How is the scholarly record itself decaying through reference rot?

§4.22026-05-040 out · 1 in

A subsidiary question under Q-0003. §4.2 extends the cost-to-science argument from individual reproducibility failures to the structural decay of the scholarly record at planetary scale.

The answer is C-0023. Three measurements anchor the decay rate:

  • 25% of all webpages from 2013-2023 are already gone, rising to 38% for pages a decade old (Pew).
  • One in five scientific articles suffers reference rot; among articles citing web content, seven in ten have compromised scholarly context (3.5M-article analysis).
  • More than 70% of URLs cited across a Harvard Law Review sample 1996-2012 no longer resolve to the originally cited content.

These are decay rates, not magnitudes.
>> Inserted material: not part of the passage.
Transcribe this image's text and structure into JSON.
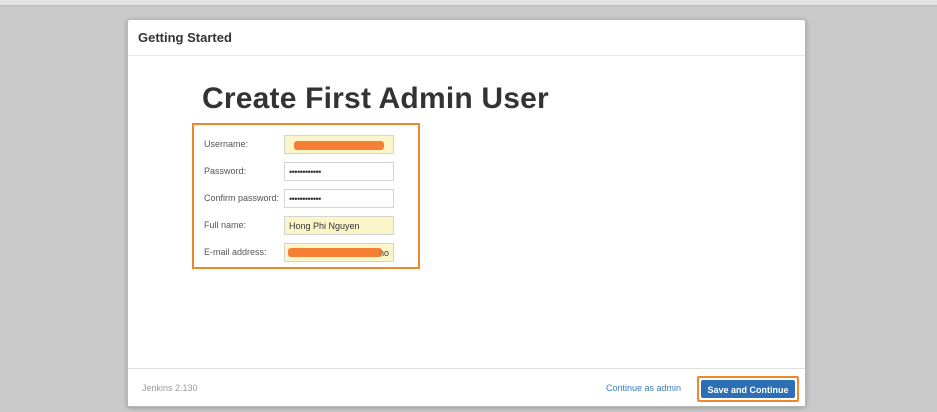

They imply that the value of every published reference declines monotonically as a function of time-since-publication, and that the scholarly record's net informational content is decreasing in some dimensions even as new publications add to it.

The architectural cause is the same as in §3: cited content depends on continued access through whatever single copy or single platform originally hosted it. Tier 3 alternatives — content-addressed citation, distributed archives, cryptographic snapshots (perma.cc, Internet Archive, Robust Links) — produce reference durability as a structural property rather than as a hope.